| Article ID | Journal | Published Year | Pages | File Type |
|---|---|---|---|---|
| 4344471 | Neuroscience Letters | 2012 | 6 Pages |
Mash1, a member of the basic helix-loop-helix (bHLH) transcription factor family, has previously been considered essential for neuronal differentiation and specification in the nervous system. In this study, we investigated the expression of Mash1 in the hippocampus after fimbria-fornix (FF) transection. Western blot showed that protein of Mash1 increased significantly and peaked at day 7 after FF transection. Immunofluorescence indicated that after FF transection, more newborn cells differentiated into Mash1 positive cells in the deafferented side than that in the normal side, and we investigated that in the neurogenic area, subgranular zone (SGZ), a part of Mash1 positive cells were NeuN positive, and more Mash1/NeuN double positive neurons were identified in the deafferented side than that in the normal side. Additionally, the number of Mash1/NeuN double positive neurons in SGZ increased significantly and peaked at day 7 after FF transection. In vitro, immunofluorescence revealed that extracts of the deafferented hippocampus promoted neuronal differentiation to a greater extent than extracts from normal hippocampus. Deafferented extracts also enhanced Mash1 expression in MAP-2 positive neurons. This study concludes that after FF transection, Mash1 expression in the deafferented hippocampus increased and might play an important role in inducing local progenitors to differentiate into neurons.

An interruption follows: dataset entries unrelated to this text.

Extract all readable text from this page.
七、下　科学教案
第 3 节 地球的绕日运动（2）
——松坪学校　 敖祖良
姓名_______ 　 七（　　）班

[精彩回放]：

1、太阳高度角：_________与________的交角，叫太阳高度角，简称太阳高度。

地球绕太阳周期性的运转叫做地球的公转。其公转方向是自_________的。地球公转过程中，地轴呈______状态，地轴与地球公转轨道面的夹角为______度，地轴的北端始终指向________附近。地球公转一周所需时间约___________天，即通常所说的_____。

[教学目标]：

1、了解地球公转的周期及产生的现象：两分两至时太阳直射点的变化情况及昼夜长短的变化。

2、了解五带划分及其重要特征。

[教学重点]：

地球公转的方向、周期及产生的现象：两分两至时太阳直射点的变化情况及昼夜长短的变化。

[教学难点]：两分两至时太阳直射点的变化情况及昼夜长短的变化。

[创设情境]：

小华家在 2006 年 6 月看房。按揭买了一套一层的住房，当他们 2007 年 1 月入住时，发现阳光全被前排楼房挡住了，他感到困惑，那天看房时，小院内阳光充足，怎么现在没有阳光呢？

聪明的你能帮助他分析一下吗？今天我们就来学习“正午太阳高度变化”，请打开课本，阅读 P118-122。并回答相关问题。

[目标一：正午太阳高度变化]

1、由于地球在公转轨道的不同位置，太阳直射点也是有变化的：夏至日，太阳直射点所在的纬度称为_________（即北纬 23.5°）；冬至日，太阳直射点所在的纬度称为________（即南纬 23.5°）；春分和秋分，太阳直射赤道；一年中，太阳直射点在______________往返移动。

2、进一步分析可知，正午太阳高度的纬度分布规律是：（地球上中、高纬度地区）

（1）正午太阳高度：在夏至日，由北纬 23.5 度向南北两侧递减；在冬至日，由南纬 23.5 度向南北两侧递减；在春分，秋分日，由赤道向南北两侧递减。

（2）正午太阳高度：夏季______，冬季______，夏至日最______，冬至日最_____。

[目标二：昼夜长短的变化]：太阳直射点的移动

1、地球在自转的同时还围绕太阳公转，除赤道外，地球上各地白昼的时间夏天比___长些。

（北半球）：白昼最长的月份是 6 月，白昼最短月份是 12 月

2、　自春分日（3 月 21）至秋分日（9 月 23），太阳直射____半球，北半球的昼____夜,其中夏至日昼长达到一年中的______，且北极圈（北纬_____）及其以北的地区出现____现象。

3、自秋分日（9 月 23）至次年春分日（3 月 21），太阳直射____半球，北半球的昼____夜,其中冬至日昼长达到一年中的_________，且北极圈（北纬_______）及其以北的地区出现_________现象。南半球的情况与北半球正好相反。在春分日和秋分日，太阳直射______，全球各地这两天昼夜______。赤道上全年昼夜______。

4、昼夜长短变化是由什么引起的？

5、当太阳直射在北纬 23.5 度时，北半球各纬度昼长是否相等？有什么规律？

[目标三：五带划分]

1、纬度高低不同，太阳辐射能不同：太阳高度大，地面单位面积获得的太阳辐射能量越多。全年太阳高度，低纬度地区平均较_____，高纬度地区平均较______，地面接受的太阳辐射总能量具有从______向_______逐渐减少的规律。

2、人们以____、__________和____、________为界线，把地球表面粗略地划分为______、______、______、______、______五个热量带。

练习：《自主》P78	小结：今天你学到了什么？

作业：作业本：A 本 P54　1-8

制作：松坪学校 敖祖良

► Mash1 protein was highly increased in the deafferented hippocampus. ► More Mash1 positive cells in the DG differentiated into NeuN positive neurons in deafferented than in the normal side. ► After FF transection more newborn cells differentiated into Mash1 positive cells in the deafferented side. ► In vitro, antibody neutralization showed that Mash1 in the extracts was involved in promoting neuronal differentiation.